A: It is customary to define $\binom{n}k=0$ for $0\le n<k$. If you restrict $n$ and $k$ to the non-negative integers and think of $\binom{n}k$ as the number of $k$-element subsets of an $n$-element set, then $\binom{n}k$ should certainly be $0$ when $n<k$. If instead you use the more general algebraic definition of the binomial coefficient,
$$\binom{x}k=\frac{x^{\underline k}}{k!}=\frac{x(x-1)(x-2)\ldots(x-k+1)}{k!}$$ 
for real $x$ and non-negative integer $k$, you automatically get $\binom{n}k=0$ when $n$ is a non-negative integer less than $k$. (Here $x^{\underline k}$ is a falling factorial.)

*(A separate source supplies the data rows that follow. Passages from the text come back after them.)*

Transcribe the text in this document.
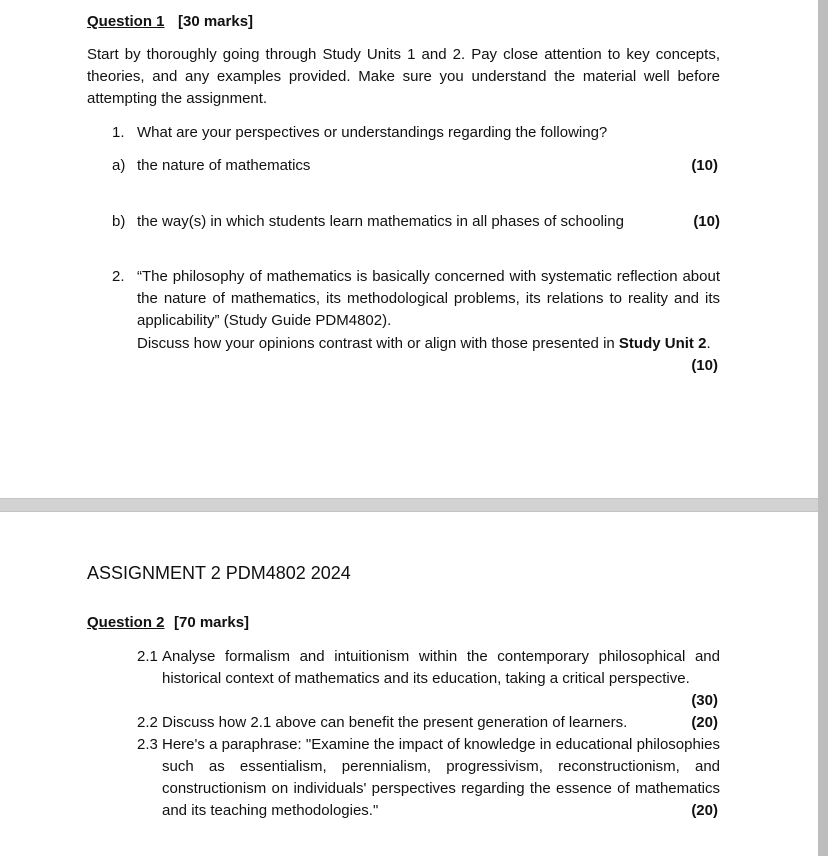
Question 1 [30 marks]
Start by thoroughly going through Study Units 1 and 2. Pay close attention to key concepts, theories, and any examples provided. Make sure you understand the material well before attempting the assignment.
1. What are your perspectives or understandings regarding the following?
a) the nature of mathematics	(10)
b) the way(s) in which students learn mathematics in all phases of schooling	(10)
2. “The philosophy of mathematics is basically concerned with systematic reflection about the nature of mathematics, its methodological problems, its relations to reality and its applicability” (Study Guide PDM4802).
Discuss how your opinions contrast with or align with those presented in Study Unit 2.
(10)
ASSIGNMENT 2 PDM4802 2024
Question 2 [70 marks]
2.1 Analyse formalism and intuitionism within the contemporary philosophical and historical context of mathematics and its education, taking a critical perspective.
(30)
2.2 Discuss how 2.1 above can benefit the present generation of learners.	(20)
2.3 Here's a paraphrase: "Examine the impact of knowledge in educational philosophies such as essentialism, perennialism, progressivism, reconstructionism, and constructionism on individuals' perspectives regarding the essence of mathematics and its teaching methodologies."	(20)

Not everyone defines $\binom{n}k$ for negative integers $k$, but when it is defined for them, it’s defined to be $0$. This ensures that the Pascal triangle identity,
$$\binom{n}k=\binom{n-1}{k-1}+\binom{n-1}k\;,$$ 
holds even for $k=0$ (and for integers $k<0$ as well, of course); this is convenient in some induction proofs, for instance.
A: You can define all the different cases, once you extend factorial to all real numbers using the $\Gamma$ function. Some values may not be defined since the $\Gamma$ function at non-positive integers blows up to infinity.

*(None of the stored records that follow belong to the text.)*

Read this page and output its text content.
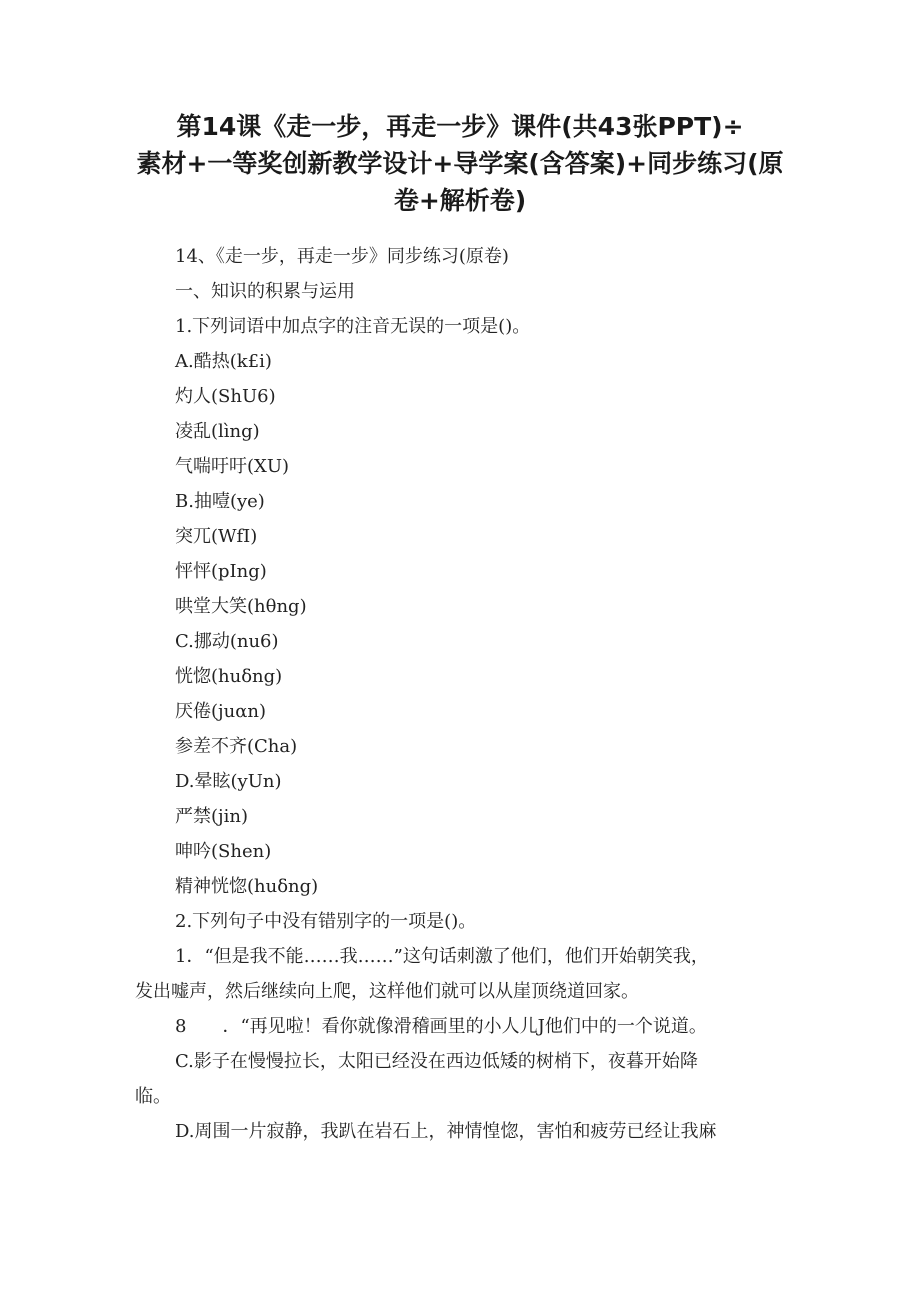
第14课《走一步，再走一步》课件(共43张PPT)÷
素材+一等奖创新教学设计+导学案(含答案)+同步练习(原
卷+解析卷)
14、《走一步，再走一步》同步练习(原卷)
一、知识的积累与运用
1.下列词语中加点字的注音无误的一项是()。
A.酷热(k£i)
灼人(ShU6)
凌乱(lìng)
气喘吁吁(XU)
B.抽噎(ye)
突兀(WfI)
怦怦(pIng)
哄堂大笑(hθng)
C.挪动(nu6)
恍惚(huδng)
厌倦(juαn)
参差不齐(Cha)
D.晕眩(yUn)
严禁(jin)
呻吟(Shen)
精神恍惚(huδng)
2.下列句子中没有错别字的一项是()。
1．“但是我不能……我……”这句话刺激了他们，他们开始朝笑我，
发出嘘声，然后继续向上爬，这样他们就可以从崖顶绕道回家。
8　　．“再见啦！看你就像滑稽画里的小人儿J他们中的一个说道。
C.影子在慢慢拉长，太阳已经没在西边低矮的树梢下，夜暮开始降
临。
D.周围一片寂静，我趴在岩石上，神情惶惚，害怕和疲劳已经让我麻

A: As one of the other users suggested, you can indeed extend $\binom{n}{k}$ to cases where $k<0$ using the Gamma function. However, there are more ways to do it. For example, if we want to have $n$ be negative. Let $r=|n|$ and $f=r+k-1$, then
\begin{align}\binom{-r}{k} &= \frac{-r\cdot-(r+1)\dots-(r+k-2)\cdot-(r+k-1)}{1\cdot2\cdot3\cdot4\cdot5\cdots k}\\
&=(-1)^k\;\frac{r\cdot(r+1)\cdot(r+2)\cdots(f-2)\cdot(f-1)\cdot f}{1\cdot2\cdot3\cdot4\cdot5\cdots k}\\
&=(-1)^k\binom{f}{k}\\
&=(-1)^k\left(\!\!\binom{f-k+1}{k}\!\!\right)\\
&=(-1)^k\left(\!\!\binom{r}{k}\!\!\right)\;,\end{align}
where $\left(\!\!\binom{r}{k}\!\!\right)=\frac{r^{(k)}}{k!}=\frac{r\cdot(r+1)\cdot(r+2)\cdots(r+k-1)}{1\cdot2\cdot3\cdot4\cdot5\cdots k}$. These types of things arise naturally in the study of multisets. In fact, one uses these often in Mathematical Biology while studying genetics. However, this is beyond "normal" probability/combinatorics. The reason it is often the case that $0\leq k$ and $0 \leq n$ is $k$ and $n$ often represent a number of objects, which must be nonnegative. The reason that $k\leq n$ is just as you suggest, one would obtain negative factorials (which require the Gamma function). Moreover, in the case where $2=n<k=3$, how does one take 3 total objects from a possible 2? It can't be done nor does it make sense. So it is natural to only consider $k\leq n$.